L’asthme et le sport sont compatibles

Respect de certaines règles d’hygiène et utilisation appropriée des médicaments, les clés pour la pratique d’un sport de haut niveau par un asthmatique.

L’asthme d’effort, grâce à des mesures préventives efficaces, est compatible avec la pratique du sport de haut niveau, à condition de respecter la liste des produis autorisés. C’est la principale conclusion du travail intitulé «Asthme d’effort et sport», présenté par le Pr Mohammed Elbiaze, du service des maladies respiratoires du CHU Hassan II de Fès, lors du XVIe congrès national de la Société marocaine d’allergologie et d’immunologie clinique, qui s’est déroulé à Rabat du 14 au 16 novembre. Ce spécialiste rappelle que l’asthme induit par l’exercice (AIE) est la survenue d’un épisode d’asthme suite à un effort physique, généralement 5 à 10 minutes après l’arrêt de l’activité physique.
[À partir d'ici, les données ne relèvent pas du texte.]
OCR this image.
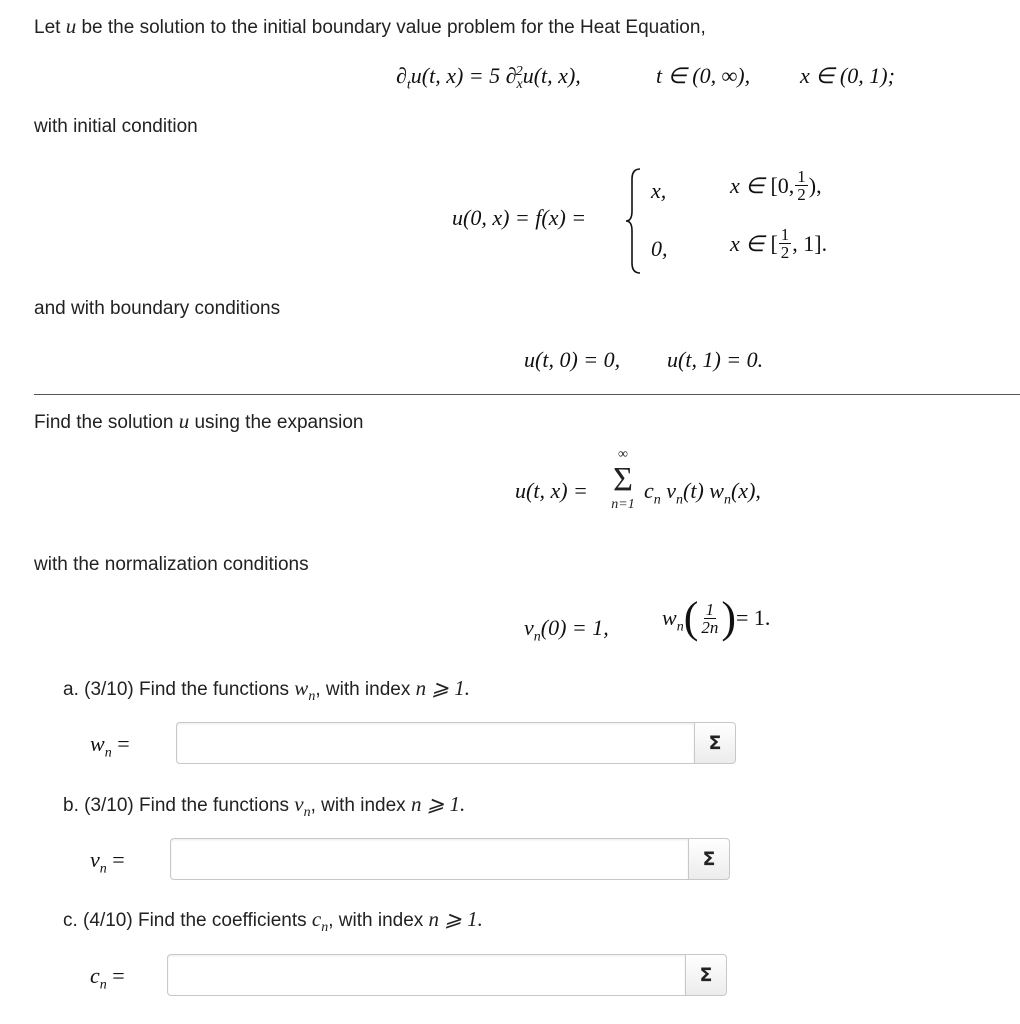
Let u be the solution to the initial boundary value problem for the Heat Equation,
$\partial_tu(t$, x) = 5 $\partial_x^2u(t$, x),	t ∈ (0, ∞), x ∈ (0, 1);
with initial condition
u(0, x) = f(x) =
x,	x ∈ [0, $\frac{1}{2}$ ) ,
0,	x ∈ [ $\frac{1}{2}$ , 1] .
and with boundary conditions
u(t, 0) = 0, u(t, 1) = 0.
Find the solution u using the expansion
u(t, x) =
∞
Σ
n=1
$c_n$ $v_n(t)$ $w_n(x)$,
with the normalization conditions
$v_n(0) = 1$, $w_n$ ( $\frac{1}{2n}$ ) = 1.
a. (3/10) Find the functions $w_n$, with index n ⩾ 1.
$w_n$ =	Σ
b. (3/10) Find the functions $v_n$, with index n ⩾ 1.
$v_n$ =	Σ
c. (4/10) Find the coefficients $c_n$, with index n ⩾ 1.
$c_n$ =	Σ
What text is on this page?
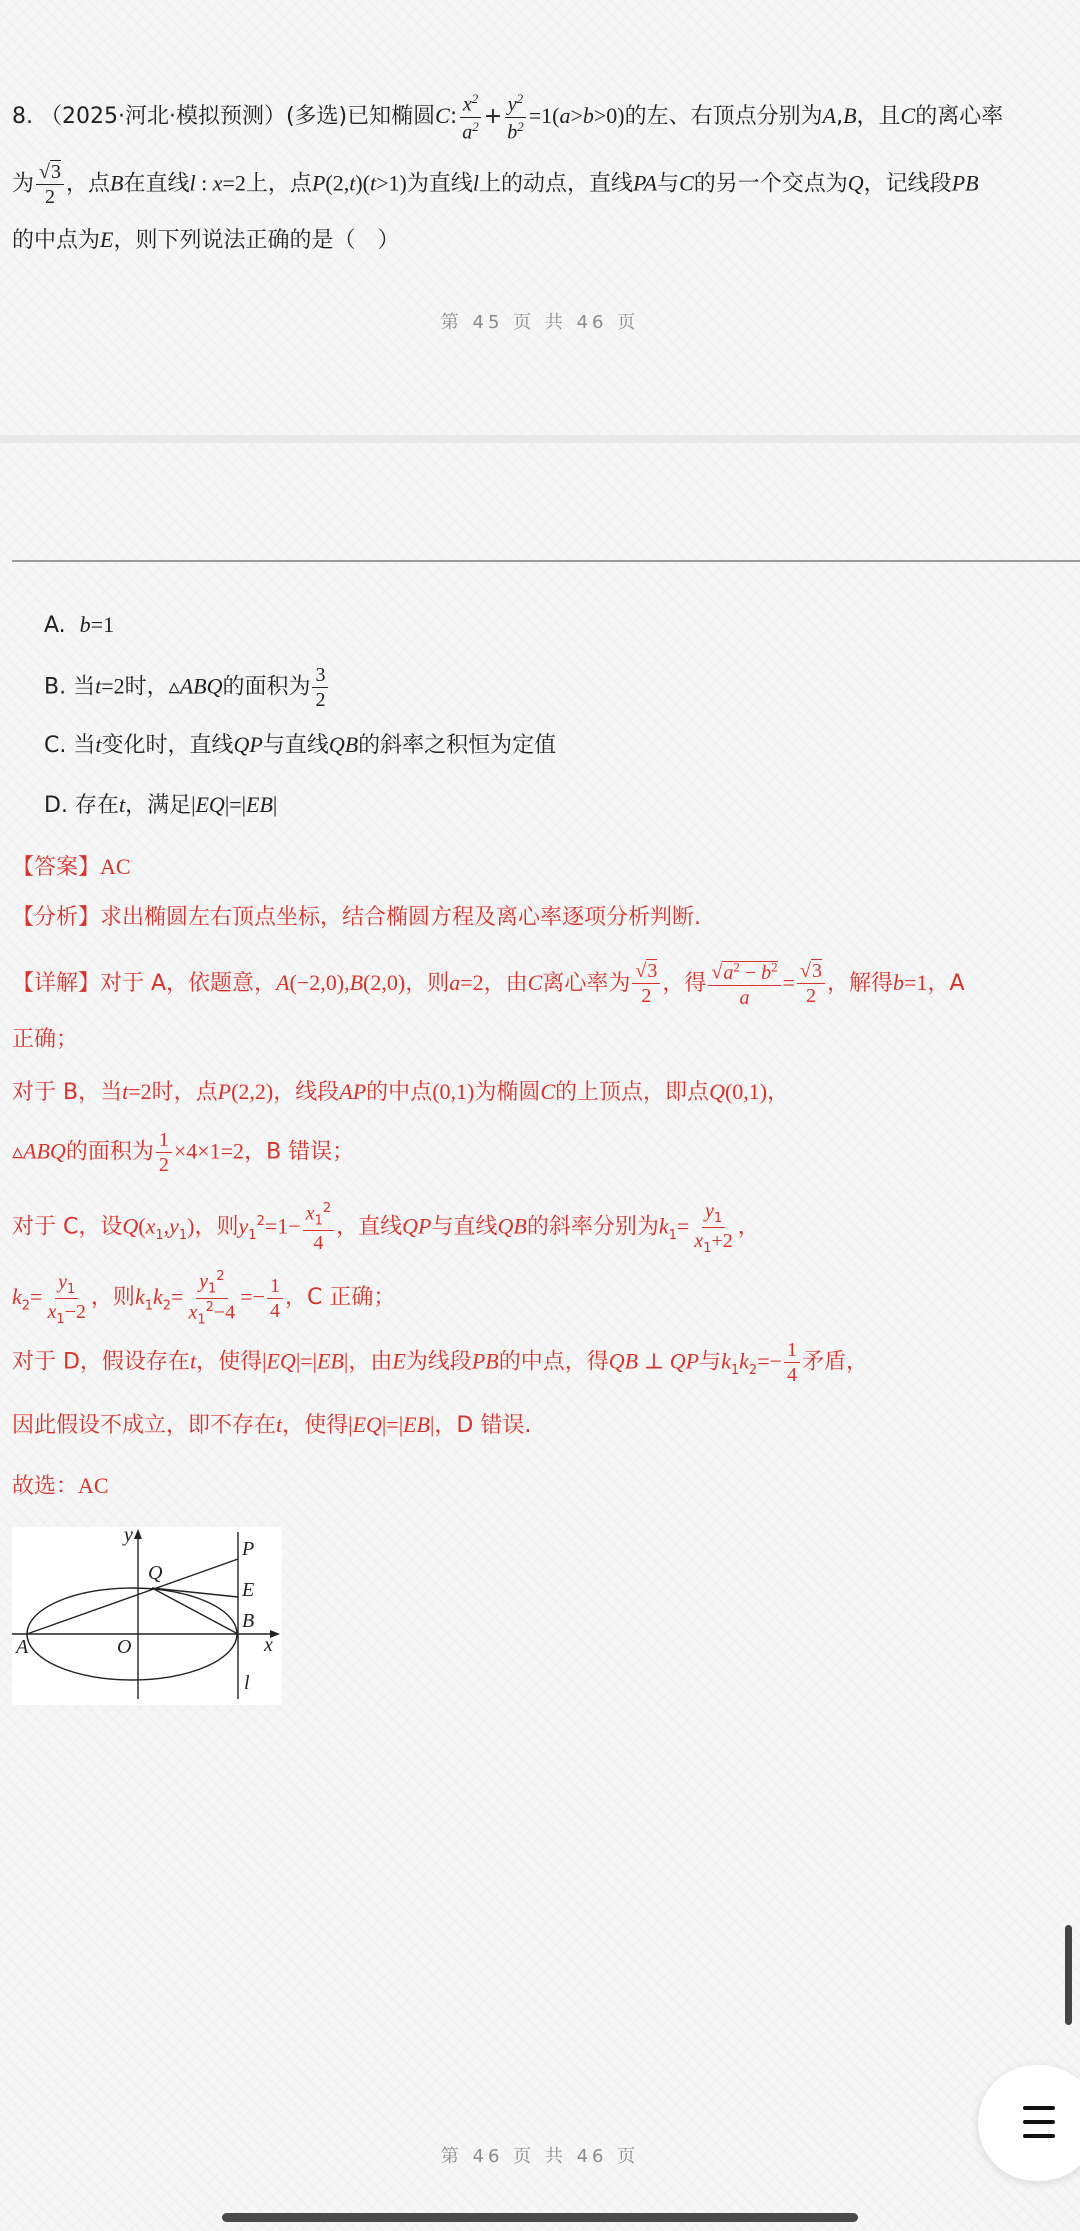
8. （2025·河北·模拟预测）(多选)已知椭圆C: $\frac{x^2}{a^2} + \frac{y^2}{b^2} =1(a>b>0)$的左、右顶点分别为A,B，且C的离心率
为 $\frac{√3}{2}$ ，点B在直线l : x=2上，点P(2,t)(t>1)为直线l上的动点，直线PA与C的另一个交点为Q，记线段PB
的中点为E，则下列说法正确的是（　）
第 45 页 共 46 页
A. b=1
B. 当t=2时，▵ABQ的面积为 $\frac{3}{2}$
C. 当t变化时，直线QP与直线QB的斜率之积恒为定值
D. 存在t，满足|EQ|=|EB|
【答案】AC
【分析】求出椭圆左右顶点坐标，结合椭圆方程及离心率逐项分析判断.
【详解】对于 A，依题意，A(−2,0),B(2,0)，则a=2，由C离心率为 $\frac{√3}{2}$ ，得 $\frac{√a^2 - b^2}{a} = \frac{√3}{2}$ ，解得b=1，A
正确；
对于 B，当t=2时，点P(2,2)，线段AP的中点(0,1)为椭圆C的上顶点，即点Q(0,1)，
▵ABQ的面积为 $\frac{1}{2} \times 4\times 1=2$，B 错误；
对于 C，设$Q(x_1,y_1)$，则$y_1^2=1- \frac{x_1^2}{4}$ ，直线QP与直线QB的斜率分别为$k_1= \frac{y_1}{x_1+2}$ ，
$k_2= \frac{y_1}{x_1-2}$ ，则$k_1k_2= \frac{y_1^2}{x_1^2-4} =- \frac{1}{4}$ ，C 正确；
对于 D，假设存在t，使得|EQ|=|EB|，由E为线段PB的中点，得QB ⊥ QP与$k_1k_2=- \frac{1}{4}$ 矛盾，
因此假设不成立，即不存在t，使得|EQ|=|EB|，D 错误.
故选：AC
y
P
Q
E
B
A	O	x
l
第 46 页 共 46 页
Ce pneumologue tient par ailleurs à insister sur le fait que l’asthme n’est pas un handicap.
En effet, il y a eu plusieurs athlètes de haut hiveau asthmatiques tels Mark Spitz (9 médailles d’or aux JO de 1968 et 1972, Jackie Joyner-Kersee (3 médailles d’or aux JO, 1 d’argent et 1 de bronze, record du monde), Bill Koch (Coupe du monde de ski de randonnée) et Dawn Frase (triple championne olympique de natation). Cependant, prévient-il, l’asthme peut constituer un danger. Aux USA, entre 1993 et 2000, 61 décès sont survenus suite à un AIE, dont 75 % concernaient des personnes âgées de 10 à 20 ans. On évalue l’incidence à 0,23 décès/million de sportifs/an. Les sports qui semblent faire courir le plus de risque de décès liés à l’AIE sont le basketball 21%, l’athlétisme 12%, la gymnastique 10% et le football américain 8%. Pour le Pr Elbiaze, plusieurs facteurs influent sur la survenue et la gravité de l’AIE, notamment l’atopie, l’exposition à l’air froid et sec, l’humidité, l’effort intense et prolongé, la température saisonnière, les irritants bronchiques (produits chlorés dans les piscines) et la pollution atmosphérique. Le travail présenté insiste sur le fait qu’il y a des règles communes de prévention, médicamenteuse ou non, de prise en charge de l’AIE. Mais, le plus important, ce sont les précautions à prendre avant la pratique du sport chez l’asthmatique, à savoir un échauffement séquentiel, une adaptation à l’environnement et une bonne utilisation de la période réfractaire. Le travail du Dr Elbiaze précise les conditions atmosphériques à éviter, que sont la haute altitude, les intérieurs poussiéreux, les ambiances atmosphériques froides et les sèches, les jours de vent et de brouillard et surtout la pollution atmosphérique (automobile…). Il rappelle que tout patient doit avoir en permanence avec lui le traitement anti-asthmatique de la crise qu’est le broncho-dilatateur de courte durée d’action.

La plongée sous-marine avec bouteilles ou en scaphandre est interdite
Ainsi, pour le Pr Elbiaze, les asthmatiques peuvent pratiquer la quasi-totalité des sports, mais certains sont à éviter, tels les sports d’endurance ou violents (foot, basket…). Cependant, certains sont interdits, tels la plongée sous-marine avec bouteilles ou en scaphandre et les sports en solitaire.
Enfin, le principal traitement à long terme de l’asthme d’effort est l’amélioration globale de l’aptitude physique, par un entraînement régulier qui permet de faire reculer le seuil d’apparition de l’asthme et diminuer la dyspnée d’effort. A cause de l’augmentation des cas de dopage, le Comité olympique international exige, pour la prise des médicaments anti-asthmatiques, de déposer un certificat médical avant l’épreuve. Et parmi les médicaments anti-asthmatiques autorisés avec notification préalable, on a les Beta 2 mimétiques les corticoïdes locaux. D’autres sont autorisés sans notification préalable : ce sont les corticoïdes inhalés, les antileucotriènes, les cromones et les anticholinergiques.